David Duke -- he's ba-ack! (well, maybe ... )

You may soom be able to drive another nail into the coffin of the GOP's attempt to wrest the presidency from Barack Obama.

Recently, the Daily Beast reported that David Duke, the notorious white nationalist and former Ku Klux Klansman from Louisiana, is considering throwing his hat into the ring. What's worse from that perspective, Obama's election in 2008 has spurred considerable "white-rights" activity," and not just from Duke. If he does, that can only hurt the Republican Party.

Indeed, the GOP has had a race problem since its "Southern Strategy" first took hold in 1966 but especially since Ronald Reagan kicked off his ultimately successful 1980s presidential campaign in Neshoba County, Miss., where three civil-rights workers were murdered 16 years earlier. During his stump speech, Reagan told the people who supported him that he supported "states rights" -- in that context, a code word for racism because the primary legal argument against the civil-rights movement was its tramping on state sovereignty. That eventually led to an unwelcome endorsement from a Klan leader in Georgia who said, "The Republican platform could have been written by a Klansman."
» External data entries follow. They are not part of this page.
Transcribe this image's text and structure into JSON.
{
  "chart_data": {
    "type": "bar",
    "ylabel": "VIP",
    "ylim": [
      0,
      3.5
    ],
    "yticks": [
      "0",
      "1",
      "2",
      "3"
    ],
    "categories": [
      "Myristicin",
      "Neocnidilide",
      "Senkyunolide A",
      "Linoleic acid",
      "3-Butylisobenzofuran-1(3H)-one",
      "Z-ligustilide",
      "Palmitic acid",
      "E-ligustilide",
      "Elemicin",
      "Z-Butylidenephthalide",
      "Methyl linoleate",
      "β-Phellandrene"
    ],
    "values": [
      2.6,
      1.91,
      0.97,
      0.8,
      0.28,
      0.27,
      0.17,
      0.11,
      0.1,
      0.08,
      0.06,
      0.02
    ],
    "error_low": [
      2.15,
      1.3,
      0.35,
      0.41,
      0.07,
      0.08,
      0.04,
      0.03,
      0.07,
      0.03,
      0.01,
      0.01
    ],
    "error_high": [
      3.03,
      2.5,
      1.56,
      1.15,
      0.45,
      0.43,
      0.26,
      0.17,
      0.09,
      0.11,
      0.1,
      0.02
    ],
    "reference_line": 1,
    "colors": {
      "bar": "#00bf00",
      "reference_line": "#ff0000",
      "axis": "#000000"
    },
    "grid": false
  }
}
And this wouldn't be Duke's first stab at elected office, either. He ran for president as a Democrat in 1988 -- making little headway -- but again four years later, as a Republican, which caused considerable consternation in the party, the Florida GOP trying to get him off the ballot. In 1990 he won a special election for the state legislature (but proved ineffective). In 1991 he ran for governor and, while he received less than 40 percent of the overall vote in the state-mandated runoff, he crowed afterward that he got 55 percent of the white vote. (In fairness, he was running against Edwin Edwards, who was the epitome of "laissez les bon temps rouler" and who got most of the black vote.)

While modern conservatism isn't inherently racist, all of your "racial realists" -- their preferred term -- are conservative in every possible way and today vote Republican. And according to the Daily Beast article, Duke has quite a following, with his YouTube videos going "viral." That's especially the case since Obama became president.
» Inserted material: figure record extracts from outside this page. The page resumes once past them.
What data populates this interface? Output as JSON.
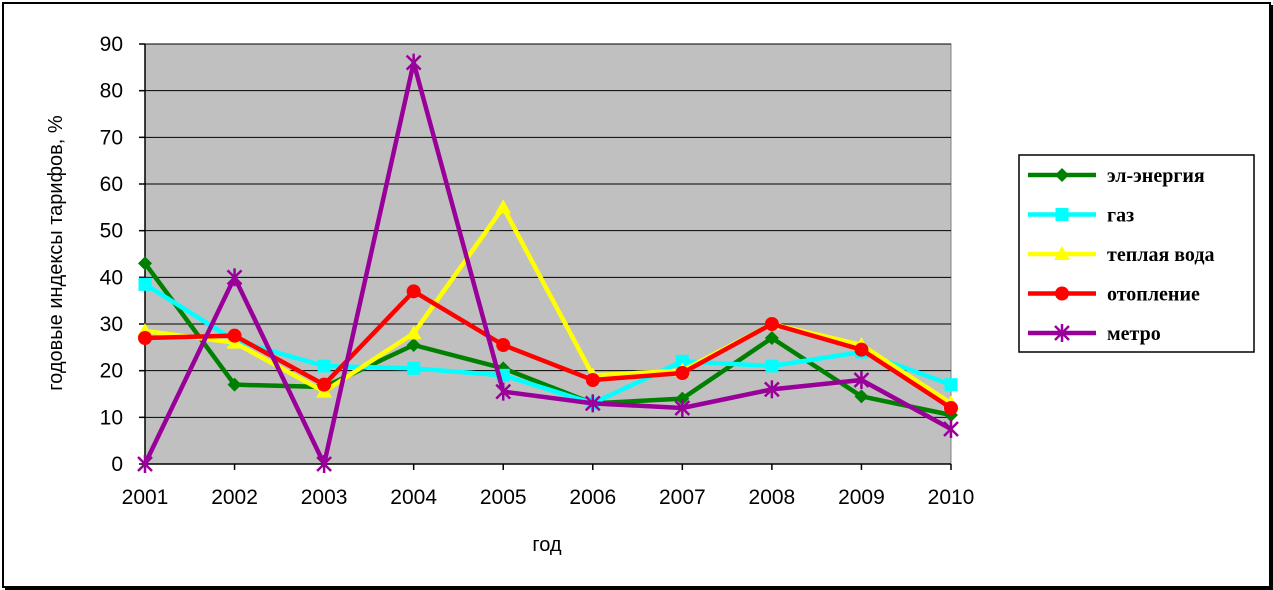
{
  "chart_data": {
    "type": "line",
    "xlabel": "год",
    "ylabel": "годовые индексы тарифов, %",
    "ylim": [
      0,
      90
    ],
    "yticks": [
      0,
      10,
      20,
      30,
      40,
      50,
      60,
      70,
      80,
      90
    ],
    "categories": [
      "2001",
      "2002",
      "2003",
      "2004",
      "2005",
      "2006",
      "2007",
      "2008",
      "2009",
      "2010"
    ],
    "grid": "horizontal",
    "plot_background": "#c0c0c0",
    "legend_position": "right",
    "series": [
      {
        "name": "эл-энергия",
        "color": "#008000",
        "marker": "diamond",
        "values": [
          43,
          17,
          16.5,
          25.5,
          20.5,
          13,
          14,
          27,
          14.5,
          10.5
        ]
      },
      {
        "name": "газ",
        "color": "#00ffff",
        "marker": "square",
        "values": [
          38.5,
          26.5,
          21,
          20.5,
          19,
          13,
          22,
          21,
          24,
          17
        ]
      },
      {
        "name": "теплая вода",
        "color": "#ffff00",
        "marker": "triangle",
        "values": [
          28.5,
          26,
          15.5,
          28,
          55,
          19,
          20,
          30,
          25.5,
          13
        ]
      },
      {
        "name": "отопление",
        "color": "#ff0000",
        "marker": "circle",
        "values": [
          27,
          27.5,
          17,
          37,
          25.5,
          18,
          19.5,
          30,
          24.5,
          12
        ]
      },
      {
        "name": "метро",
        "color": "#990099",
        "marker": "star",
        "values": [
          0,
          40,
          0,
          86,
          15.5,
          13,
          12,
          16,
          18,
          7.5
        ]
      }
    ]
  }
}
The tea-party movement in particular has a reputation for racist behavior that its leadership has categorically denied. But according to Stormfront founder and radio host Don Black, it shouldn't because, frankly, there are indeed racists who participate.

"Many of our people are involved in the tea party," Black explained to the Daily Beast. "But much of [its] leadership is skittish when it comes to talking about racial realities. The tea party is a healthy movement, but too many are conditioned to run like scared rabbits when called racists."
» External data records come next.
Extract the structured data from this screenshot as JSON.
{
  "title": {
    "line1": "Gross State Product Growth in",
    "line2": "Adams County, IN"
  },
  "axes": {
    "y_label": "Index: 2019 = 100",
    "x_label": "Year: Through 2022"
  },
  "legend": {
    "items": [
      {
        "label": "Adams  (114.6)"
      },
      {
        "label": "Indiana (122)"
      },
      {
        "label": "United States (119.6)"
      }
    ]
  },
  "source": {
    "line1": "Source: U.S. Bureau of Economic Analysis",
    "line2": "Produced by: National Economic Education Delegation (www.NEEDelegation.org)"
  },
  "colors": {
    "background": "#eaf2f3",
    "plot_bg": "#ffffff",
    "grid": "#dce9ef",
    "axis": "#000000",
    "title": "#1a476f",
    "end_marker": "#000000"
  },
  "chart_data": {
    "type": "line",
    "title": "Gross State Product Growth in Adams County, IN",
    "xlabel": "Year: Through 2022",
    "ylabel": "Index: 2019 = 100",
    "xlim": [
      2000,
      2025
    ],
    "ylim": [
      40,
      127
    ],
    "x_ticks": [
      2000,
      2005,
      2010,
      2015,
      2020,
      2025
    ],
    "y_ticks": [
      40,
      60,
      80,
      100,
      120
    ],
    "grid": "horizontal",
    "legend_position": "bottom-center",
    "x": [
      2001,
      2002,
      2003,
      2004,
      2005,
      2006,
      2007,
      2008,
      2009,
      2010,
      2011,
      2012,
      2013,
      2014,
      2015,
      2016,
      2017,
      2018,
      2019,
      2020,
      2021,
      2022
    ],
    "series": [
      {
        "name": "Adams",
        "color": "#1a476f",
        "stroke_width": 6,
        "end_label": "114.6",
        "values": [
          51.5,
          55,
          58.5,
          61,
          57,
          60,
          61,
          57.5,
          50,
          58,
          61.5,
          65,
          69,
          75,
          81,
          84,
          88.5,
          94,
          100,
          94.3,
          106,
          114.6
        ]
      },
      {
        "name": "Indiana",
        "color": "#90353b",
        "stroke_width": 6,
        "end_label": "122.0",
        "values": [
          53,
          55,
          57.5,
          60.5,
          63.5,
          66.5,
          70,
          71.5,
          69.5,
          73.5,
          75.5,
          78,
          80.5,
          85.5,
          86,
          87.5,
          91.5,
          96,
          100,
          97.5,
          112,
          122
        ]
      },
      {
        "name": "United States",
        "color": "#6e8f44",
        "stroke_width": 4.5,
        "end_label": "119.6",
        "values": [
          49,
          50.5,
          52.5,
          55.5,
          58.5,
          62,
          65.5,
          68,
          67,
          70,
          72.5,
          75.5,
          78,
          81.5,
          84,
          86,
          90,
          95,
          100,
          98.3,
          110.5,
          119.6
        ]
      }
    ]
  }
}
You see the difficulty. On the one hand, you have a party that's trying to build a coalition to regain the highest office in the land and arguably the most powerful political post in the world. On the other hand, you have forces of intolerance, a form of "religion" if you will, that won't accept anything less than capitulation. The GOP simply can't and won't have it both ways, so get ready for a major split.

2 comments:

asutton said...

I believe you have approached the Tea Party as though it was an organized group. It was initially supposed by Democrat leaders to be astro turfing by the GOP. That is completely baseless. It has no foundation in the GOP, in fact the GOP doesn't quite know what to do with it and would like it to go away. The TEA Party has as much to do with getting RINOs (Republicans In Name Only) in line or out of office. It is a third entity, outside established parties, with no established central membership roll. You want to join? show up at a meeting. They are trying to keep lunatics out but since it is truly grass roots that is difficult. In short, it is where people go who are fed up with the status quo in politics.

BlueDeacon said...

It certainly is organized now and since proven to be "astro-turfed" -- where there's potential power the "big boys" will always take notice and try to take over. The Pittsburgh Tribune-Review, published by a well-known conservative financier, placed the first local tea-party rally on its front page; that should tell you something.